Aún hay más: también se pretende inculpar de delito a aquellas personas que, a través de la red, convoquen una manifestación violenta. Parece lógico, salvo porque no lo es. Cuando alguien convoca una manifestación en las redes de Internet no lo hace incitando a la violencia, la violencia surge durante la manifestación, normalmente gracias a la actividad de la policía, que se dedica profesionalmente a la violencia “liberados” de la ética (solo cumplen órdenes). Esto significa que, si la policía carga en una manifestación y en respuesta les cae alguna piedra, alguna botella, se podrá detener también a los convocantes de esa manifestación, aunque no tengan nada que ver con el estallido de la violencia. Objetivo: cubrirse legalmente cuando sea necesario detener a determinadas personas que, bien por su notoriedad, bien por su capacidad de movilización, supongan un estorbo para el avance del capital.


Por otra parte, creo que hoy por hoy todo el mundo tiene claro que una empresa es una institución privada, es decir, es una institución que persigue los intereses de quienes la poseen y cuyos beneficios son para sus propietarios. Ahora bien, en un sistema corrupto en el sentido aristotélico, donde no se distingue entre lo público y lo privado, lo que nos deja a merced de los tiranos (uno o varios), se nos dicen cosas como que el hecho de que en Argentina se haga cumplir la ley y, si así lo deciden los órganos competentes, se re-nacionalice la petrolera YPF, hoy filial de Repsol, es como un acto hostil contra España. Que Repsol viole sistemáticamente las leyes argentinas no parece motivo suficiente para aceptar algo así como que la sociedad argentina quiera controlar sus propios recursos. De repente, nuestro gobierno, también filial de Repsol, aparece no para apoyar al gobierno argentino, por ejemplo, presionando a Repsol para que respete los acuerdos a los que llegó cuando se privatizó YPF, sino que aparece para, con lenguaje pre-bélico, amenazar al gobierno argentino en nombre de toda España.
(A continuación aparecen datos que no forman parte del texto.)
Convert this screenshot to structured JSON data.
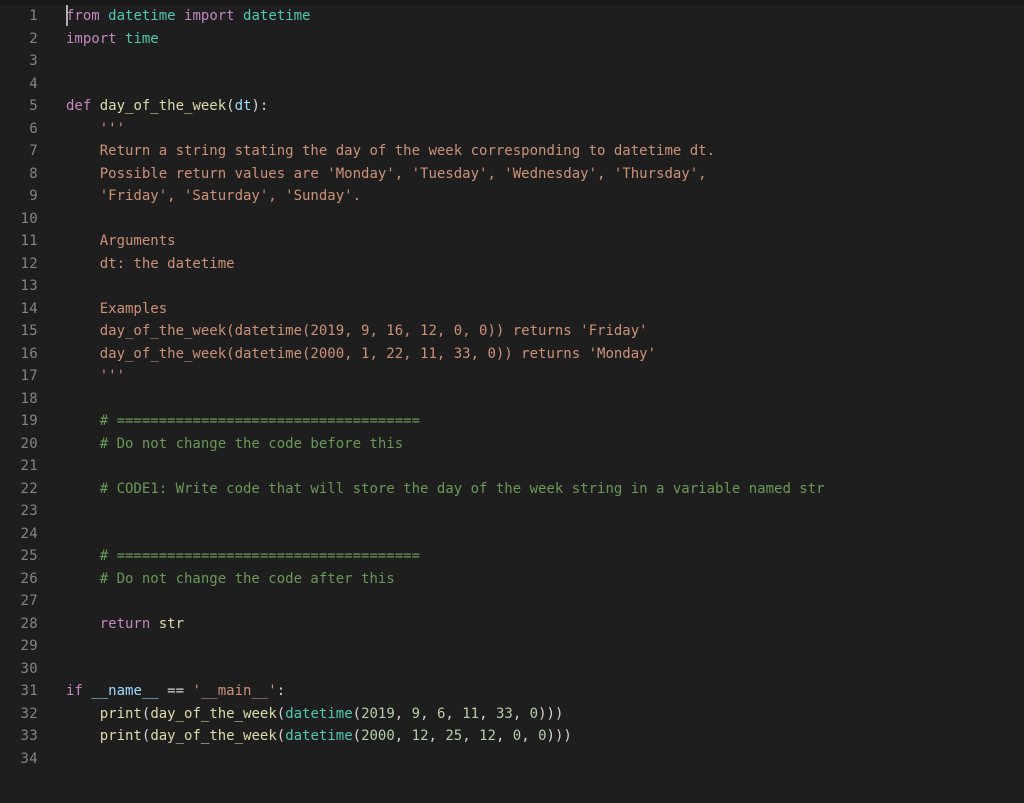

Se nos está diciendo que los intereses de Repsol (por ejemplo, echar a miles de indígenas de determinadas tierras para poder contaminarlas a placer mientras extraen petróleo que venden fuera del país), son los intereses de España. Se nos dice que los intereses de un grupúsculo de accionistas y ejecutivos son nuestros intereses, el de la ciudadanía en general. Como pese a que se privatice, el Estado sigue teniendo una función pública, lo que significa todo esto es que el gobierno nos hace cómplices de las barrabasadas que comete Repsol en Argentina, nos hace cómplices a todos y todas de la presión y el chantaje al que se quiere someter al gobierno y a la ciudadanía de allá para beneficiar a los peces gordos de acá. Vivimos en un sistema en el que la corrupción no solo está generalizada, sino que se pretende ley, simula que tiene forma de ley, simula que tiene que ver con la voluntad general y no con la decisión arbitraria de unos pocos presionados por otros pocos.
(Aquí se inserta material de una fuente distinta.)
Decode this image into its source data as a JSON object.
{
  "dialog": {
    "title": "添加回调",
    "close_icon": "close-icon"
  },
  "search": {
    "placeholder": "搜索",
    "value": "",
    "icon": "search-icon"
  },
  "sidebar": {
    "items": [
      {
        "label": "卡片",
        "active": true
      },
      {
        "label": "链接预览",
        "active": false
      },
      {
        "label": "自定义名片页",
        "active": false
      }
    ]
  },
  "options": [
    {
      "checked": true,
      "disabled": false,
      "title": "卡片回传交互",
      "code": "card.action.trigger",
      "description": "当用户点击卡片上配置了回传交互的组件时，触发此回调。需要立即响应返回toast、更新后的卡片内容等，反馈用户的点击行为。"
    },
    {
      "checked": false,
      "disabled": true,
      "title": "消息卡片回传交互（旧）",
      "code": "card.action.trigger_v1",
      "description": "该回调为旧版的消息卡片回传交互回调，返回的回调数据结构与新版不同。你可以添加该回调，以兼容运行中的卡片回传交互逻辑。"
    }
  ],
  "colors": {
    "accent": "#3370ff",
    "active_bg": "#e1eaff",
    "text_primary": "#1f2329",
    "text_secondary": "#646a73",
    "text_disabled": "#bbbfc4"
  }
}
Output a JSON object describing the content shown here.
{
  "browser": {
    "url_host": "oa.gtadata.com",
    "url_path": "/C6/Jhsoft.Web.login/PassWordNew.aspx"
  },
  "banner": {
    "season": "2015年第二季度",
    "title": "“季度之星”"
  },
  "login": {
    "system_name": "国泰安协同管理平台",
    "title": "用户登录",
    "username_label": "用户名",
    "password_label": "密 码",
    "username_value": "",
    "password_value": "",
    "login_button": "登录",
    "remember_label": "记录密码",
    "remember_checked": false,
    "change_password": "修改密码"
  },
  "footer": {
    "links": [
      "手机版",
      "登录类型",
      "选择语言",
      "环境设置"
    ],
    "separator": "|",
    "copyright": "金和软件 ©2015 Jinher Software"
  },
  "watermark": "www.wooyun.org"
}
Mientras, nos encontramos con otra situación curiosa: a la par que el gobierno nos trata de convencer que los intereses de los tiburones más gordos son los intereses de los peces pequeñitos, una serie de “disidentes” cubanos que el gobierno anterior acogió encantado, han sufrido en un corto periodo de tiempo un cambio bastante interesante: de odiar con estómago e imaginación al gobierno cubano, culpable de todos sus males, pasan a pedir auxilio en España. Con la crisis, les quitaron las ayudas y de repente, se tienen que enfrentar a la cruda realidad: aquí no hay un Estado que te garantice vivienda, alimentación y trabajo (pronto tampoco educación ni sanidad), lo que sí encontramos es un Estado que construye muros y leyes de extranjería, que pone trabas para convalidar los títulos que legítimamente adquirieron en Cuba, que mira para otro sitio si nadie les quiere dar trabajo y se quedan en la calle, sin dinero ni para comer. Estas personas, que creían escapar del infierno, se han metido de lleno en él y ya no hay marcha atrás: después de todo lo que organizaron, ¿cómo van a volver a Cuba? Han sido proletarizados... bienvenidos al capitalismo: ese sistema que genera empresarios y capitales “libres” (pueden hacer lo que quieran si tienen los recursos suficientes) y ciudadanas y ciudadanos “liberados” (liberados de toda propiedad, de todo derecho, de dignidad...).


lunes, 9 de abril de 2012

El zorro y el vampiro cuidan del gallinero.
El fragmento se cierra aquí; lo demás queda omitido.